As the force of Hurricane Sandy struck the Jersey Shore, Mary Tantillo’s thoughts were fixated on her art studio. The days following were spent trying to reach the area, but roads full of debris prevented her from getting very far.
After receiving permission from the mayor of Long Beach Island to be driven by police to her shop, Tantillo saw through the door, which was forced open by water, that the ceiling had crumbled and the space was flooded.
“I didn’t go back for 11 days after that,” Tantillo said. “At that point, I basically took everything out of there in a day and a half. I threw a lot of stuff away, it was pretty heartbreaking.”
The Jersey Shore is still suffering from the impact of the hurricane, a problem that may make it difficult for some vacationers to visit this summer. To celebrate the beach’s importance and help Tantillo return to normalcy in the place she calls home, Bluestone Fine Art Gallery in Old City is hosting a benefit exhibit titled “Rebuilding the Jersey Shore: One Artwork at a Time.”
About 75 photographs and oil paintings by Deborah Mix and Linda Ramsay, who are both New Jersey artists and beach enthusiasts, will be featured at the Old City gallery. Tantillo, a glass artist, will also be exhibiting some of her work. The show’s opening reception will be April 5 from 5-9 p.m.
“Although the hurricane only slightly impacted my Long Beach Island studio, many other businesses and residences along the shore were not as lucky,” Ramsay said.
After the hurricane, she and Mix met with Bluestone gallery owner Pam Regan to create an exhibit focusing on Jersey Shore images and paintings, from Cape May to Long Beach Island.
The artists also took the show as an opportunity to help fellow artist and friend Tantillo.
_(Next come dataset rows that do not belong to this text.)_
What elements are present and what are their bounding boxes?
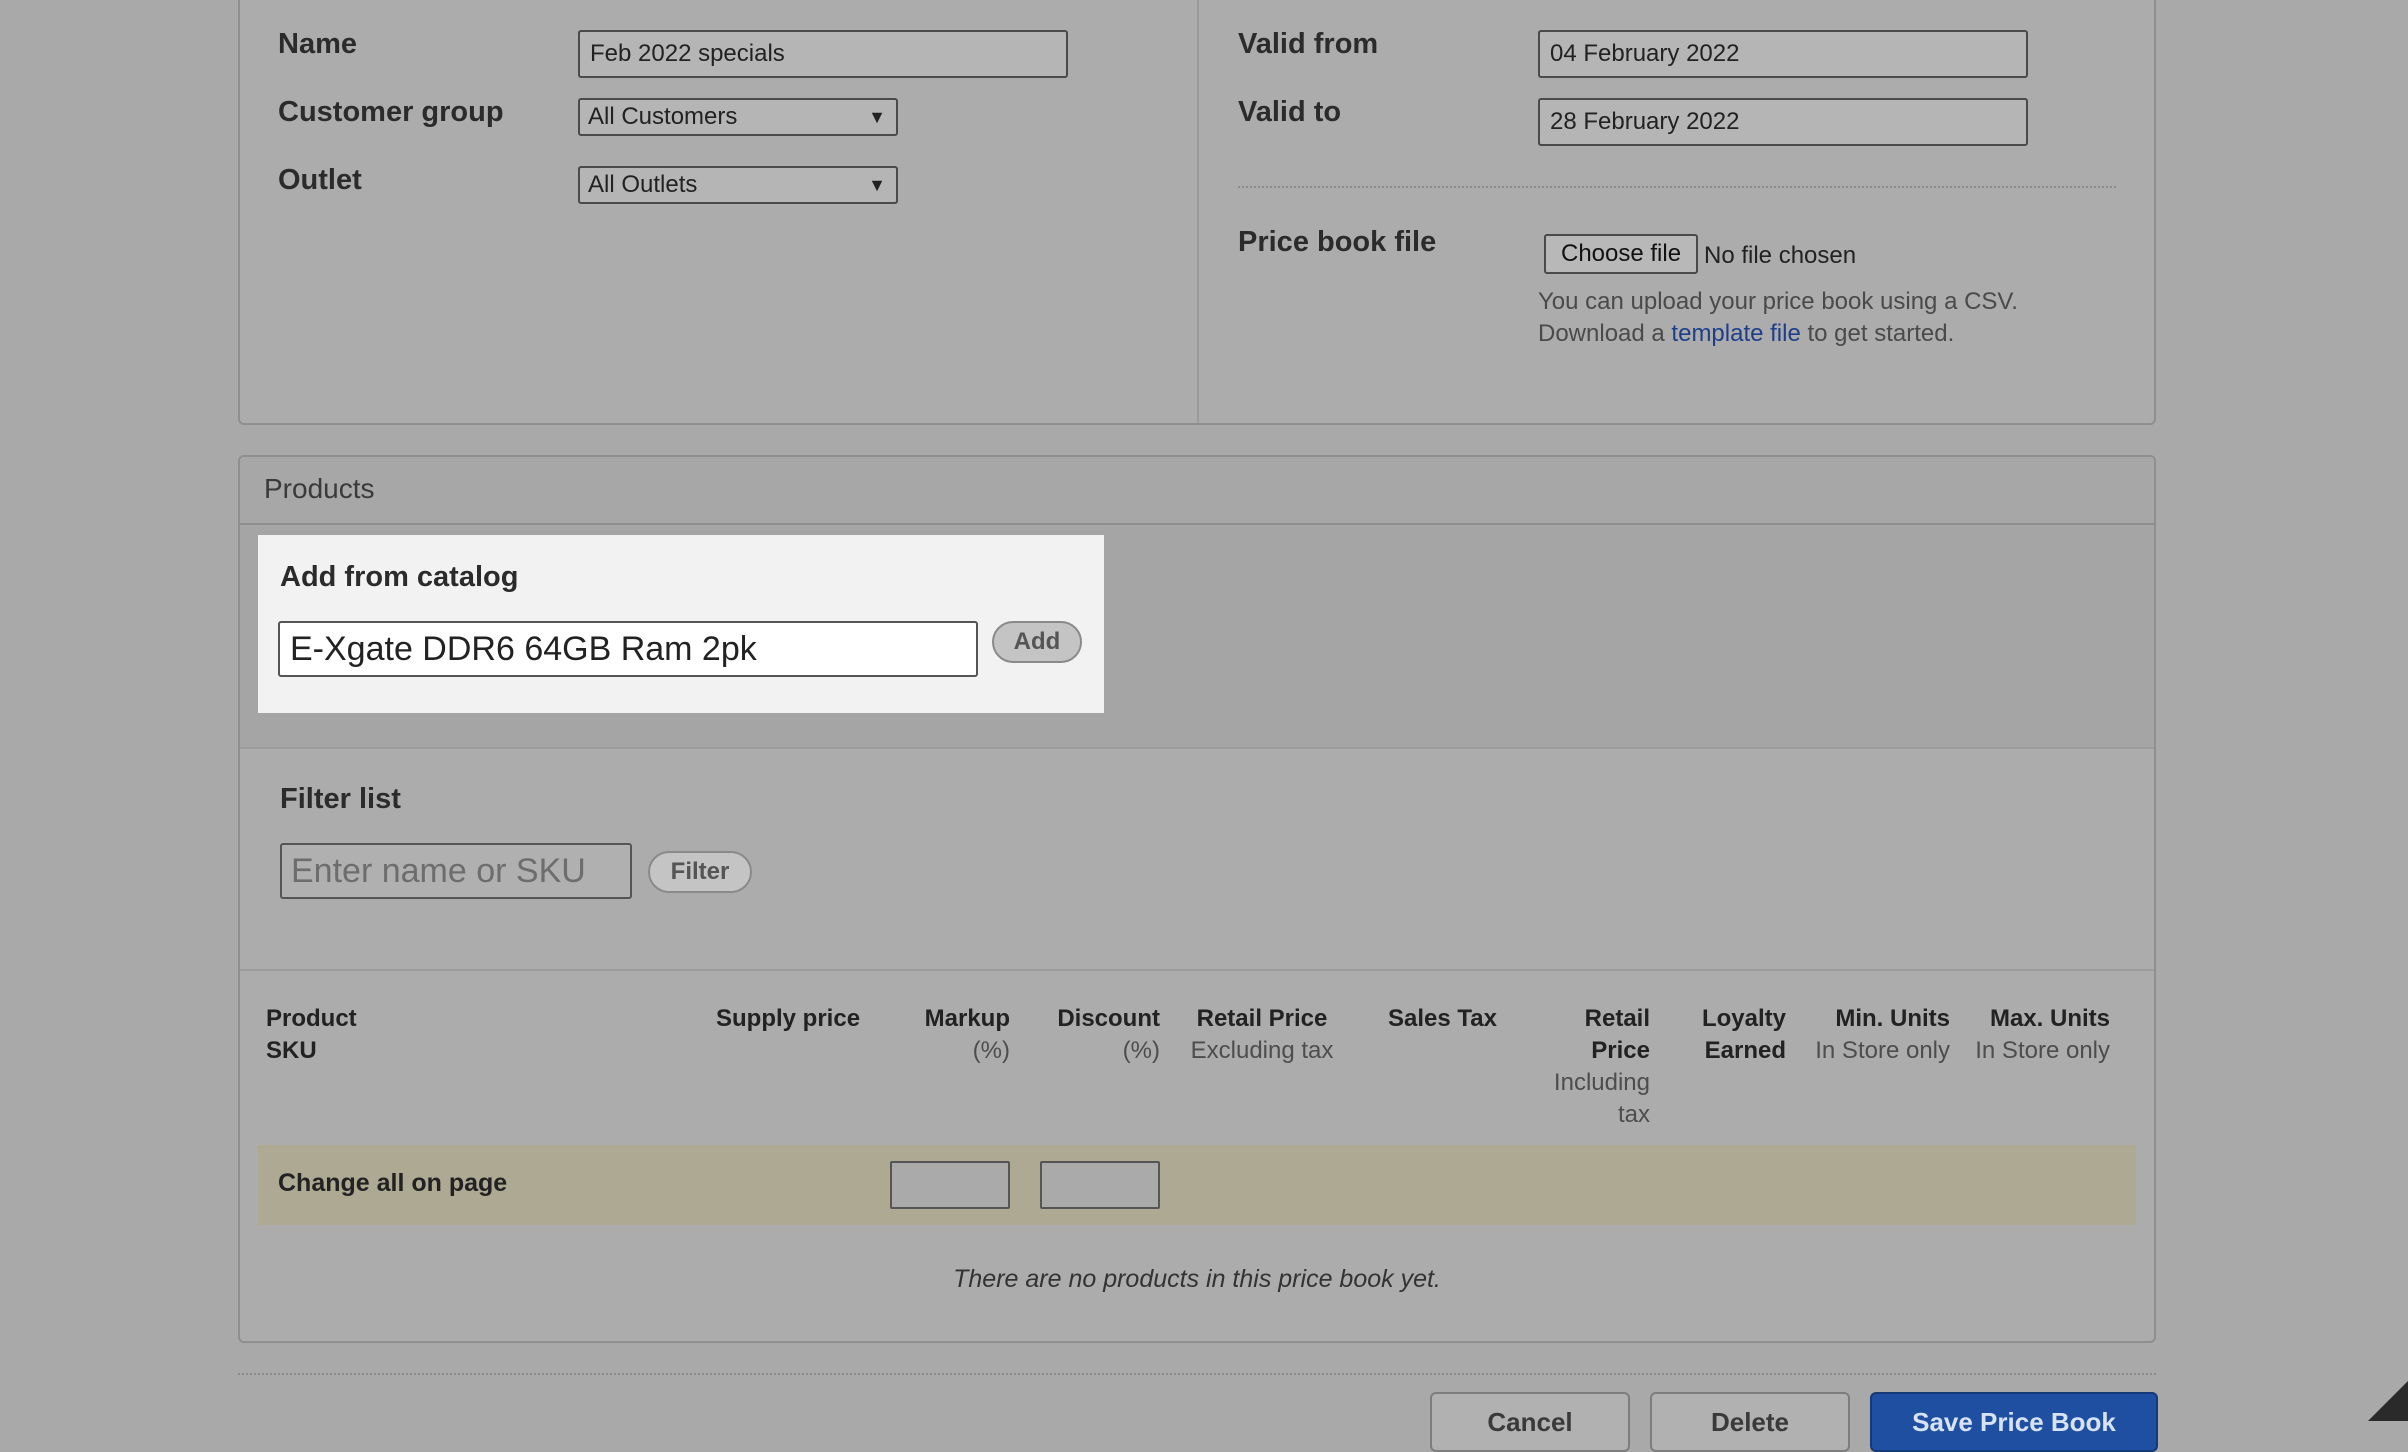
add-from-catalog-title: Add from catalog: [280, 561, 519, 593]
column-loyalty-label-2: Earned: [1704, 1037, 1786, 1064]
column-max-units-label: Max. Units: [1989, 1005, 2110, 1032]
valid-to-field[interactable]: 28 February 2022: [1538, 98, 2028, 146]
upload-hint: You can upload your price book using a C…: [1538, 286, 2018, 350]
template-file-link[interactable]: template file: [1671, 320, 1800, 347]
cancel-button[interactable]: Cancel: [1430, 1392, 1630, 1452]
valid-from-label: Valid from: [1238, 28, 1379, 60]
products-header: Products: [240, 457, 2154, 525]
column-max-units-sub: In Store only: [1975, 1037, 2110, 1064]
price-book-file-label: Price book file: [1238, 226, 1437, 258]
add-from-catalog-box: Add from catalog E-Xgate DDR6 64GB Ram 2…: [258, 535, 1104, 713]
price-book-details-panel: Name Feb 2022 specials Customer group Al…: [238, 0, 2156, 425]
hint-suffix: to get started.: [1807, 320, 1955, 347]
chevron-down-icon: ▼: [868, 175, 886, 195]
column-product-label: Product: [266, 1005, 357, 1032]
column-retail-price-incl-sub-1: Including: [1553, 1069, 1650, 1096]
choose-file-button[interactable]: Choose file: [1544, 234, 1699, 274]
outlet-label: Outlet: [278, 164, 362, 196]
column-supply-price-label: Supply price: [716, 1005, 861, 1032]
column-sales-tax[interactable]: Sales Tax: [1388, 1003, 1497, 1035]
column-retail-price-incl[interactable]: Retail Price Including tax: [1530, 1003, 1650, 1131]
column-divider: [1197, 0, 1199, 423]
column-min-units-sub: In Store only: [1815, 1037, 1950, 1064]
hint-prefix: Download a: [1538, 320, 1665, 347]
filter-button[interactable]: Filter: [648, 851, 752, 893]
customer-group-label: Customer group: [278, 96, 504, 128]
footer-divider: [238, 1373, 2156, 1375]
column-discount-sub: (%): [1122, 1037, 1160, 1064]
name-label: Name: [278, 28, 357, 60]
upload-hint-line1: You can upload your price book using a C…: [1538, 288, 2018, 315]
column-markup-label: Markup: [924, 1005, 1010, 1032]
change-all-row: Change all on page: [258, 1145, 2136, 1225]
column-discount-label: Discount: [1057, 1005, 1160, 1032]
save-price-book-button[interactable]: Save Price Book: [1870, 1392, 2158, 1452]
column-discount[interactable]: Discount (%): [1030, 1003, 1160, 1067]
chevron-down-icon: ▼: [868, 107, 886, 127]
change-all-label: Change all on page: [278, 1169, 508, 1197]
valid-from-field[interactable]: 04 February 2022: [1538, 30, 2028, 78]
empty-products-message: There are no products in this price book…: [953, 1265, 1441, 1293]
column-retail-price-incl-sub-2: tax: [1617, 1101, 1650, 1128]
column-sales-tax-label: Sales Tax: [1388, 1005, 1497, 1032]
column-supply-price[interactable]: Supply price: [716, 1003, 860, 1035]
markup-all-input[interactable]: [890, 1161, 1010, 1209]
column-retail-price-sub: Excluding tax: [1190, 1037, 1334, 1064]
column-markup-sub: (%): [972, 1037, 1010, 1064]
add-button[interactable]: Add: [992, 621, 1082, 663]
upload-hint-line2: Download a template file to get started.: [1538, 318, 2018, 350]
catalog-area: Add from catalog E-Xgate DDR6 64GB Ram 2…: [240, 525, 2154, 749]
window-corner: [2368, 1381, 2408, 1421]
column-max-units[interactable]: Max. Units In Store only: [1954, 1003, 2110, 1067]
column-retail-price-incl-label-1: Retail: [1584, 1005, 1650, 1032]
name-field[interactable]: Feb 2022 specials: [578, 30, 1068, 78]
outlet-value: All Outlets: [588, 171, 698, 198]
file-status-text: No file chosen: [1704, 242, 1857, 269]
table-divider: [240, 969, 2154, 971]
filter-list-title: Filter list: [280, 783, 401, 815]
customer-group-value: All Customers: [588, 103, 738, 130]
discount-all-input[interactable]: [1040, 1161, 1160, 1209]
catalog-search-input[interactable]: E-Xgate DDR6 64GB Ram 2pk: [278, 621, 978, 677]
customer-group-select[interactable]: All Customers ▼: [578, 98, 898, 136]
column-min-units[interactable]: Min. Units In Store only: [1790, 1003, 1950, 1067]
delete-button[interactable]: Delete: [1650, 1392, 1850, 1452]
section-divider: [1238, 186, 2116, 188]
filter-input[interactable]: Enter name or SKU: [280, 843, 632, 899]
column-loyalty-label-1: Loyalty: [1701, 1005, 1786, 1032]
outlet-select[interactable]: All Outlets ▼: [578, 166, 898, 204]
column-min-units-label: Min. Units: [1835, 1005, 1950, 1032]
column-retail-price-label: Retail Price: [1196, 1005, 1328, 1032]
products-panel: Products Add from catalog E-Xgate DDR6 6…: [238, 455, 2156, 1343]
valid-to-label: Valid to: [1238, 96, 1342, 128]
products-title: Products: [264, 473, 375, 504]
column-sku-label: SKU: [266, 1037, 317, 1064]
column-product[interactable]: Product SKU: [266, 1003, 357, 1067]
column-retail-price[interactable]: Retail Price Excluding tax: [1180, 1003, 1344, 1067]
column-retail-price-incl-label-2: Price: [1591, 1037, 1650, 1064]
column-loyalty[interactable]: Loyalty Earned: [1656, 1003, 1786, 1067]
column-markup[interactable]: Markup (%): [880, 1003, 1010, 1067]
Mix and Ramsay each chose a work that, when sold, its profit will go to Tantillo; a percentage of the sales from the exhibit will go to the Long Beach Island native.
“When [Ramsay] first approached me, she was like, ‘We’re having this benefit show at a gallery and, by the way, you’re the benefit,’” Tantillo said. “I was like, ‘That’s so nice, I just don’t know, are you sure? I’m sure there are people in more need than I am.’ I donate so many things to auctions, it’s just weird to be on the receiving end. I’m very grateful for them. It’s such a nice thing they’re doing, I’m just in a different position than I normally am, but I’m accepting what people want to give me and am grateful for it.”
On April 21, Ramsay will make a plein air painting, which will be done outside during the Artists’ Reception from 11 a.m. to 2 p.m. A silent auction will also be held during the exhibit.
“These two women have really worked the whole Jersey Shore,” said Pam Regan, Bluestone Fine Art Gallery owner. “They have reached out to just about anybody on the Jersey Shore – all the different art communities, art galleries. We’ve contacted the marinas and anyone we can think of to attend or support the exhibit. I’ve been working with them for a while, and they’re friends and wanted to do an exhibit together…They wanted to do the two-person exhibit about Hurricane Sandy, because they do mostly beach-type art. It just worked.”
The artists’ works depict familiar beach scenes, such as a Ferris wheel, a crowded boardwalk landscape or a child crouching next to a pail, staring at the ocean.
Mix gives her photographs of the shore more depth by taking the shot and printing it on metallic linen, then tinting it by hand with oil pastels. The process gives the photograph the texture of a painting.
“Local landmarks or icons of a community are a recurring theme, along with beach bikes and beach umbrellas, because they are so colorful and fun to paint,” Ramsay said of her artwork.
Regan said that the atmosphere the two artists evoke in the exhibit is ideal for the coming months and sunny weather.
“[Ramsay’s] art is warm, it’s welcoming, it brings memories to everybody. [Mix] enhances her photography, but you wouldn’t recognize it’s been altered. It just has this comforting feel to it. You could picture it in your house, in an office or anywhere, and I like that about them. With their art, you see what you get.”
When not getting ready for the exhibit, Tantillo is also preparing to reopen her shop. Now that the space has electricity, and plumbing will soon return, she hopes to get back to work by May.
“The worst thing now is that a lot of the people who work for me don’t have anywhere to live, so I may have staffing issues this summer until houses get renovated,” Tantillo said.
Despite the difficulties, she remains optimistic. “It’s going to be tricky, but I feel good about the summer. A lot of people really want to be down here.”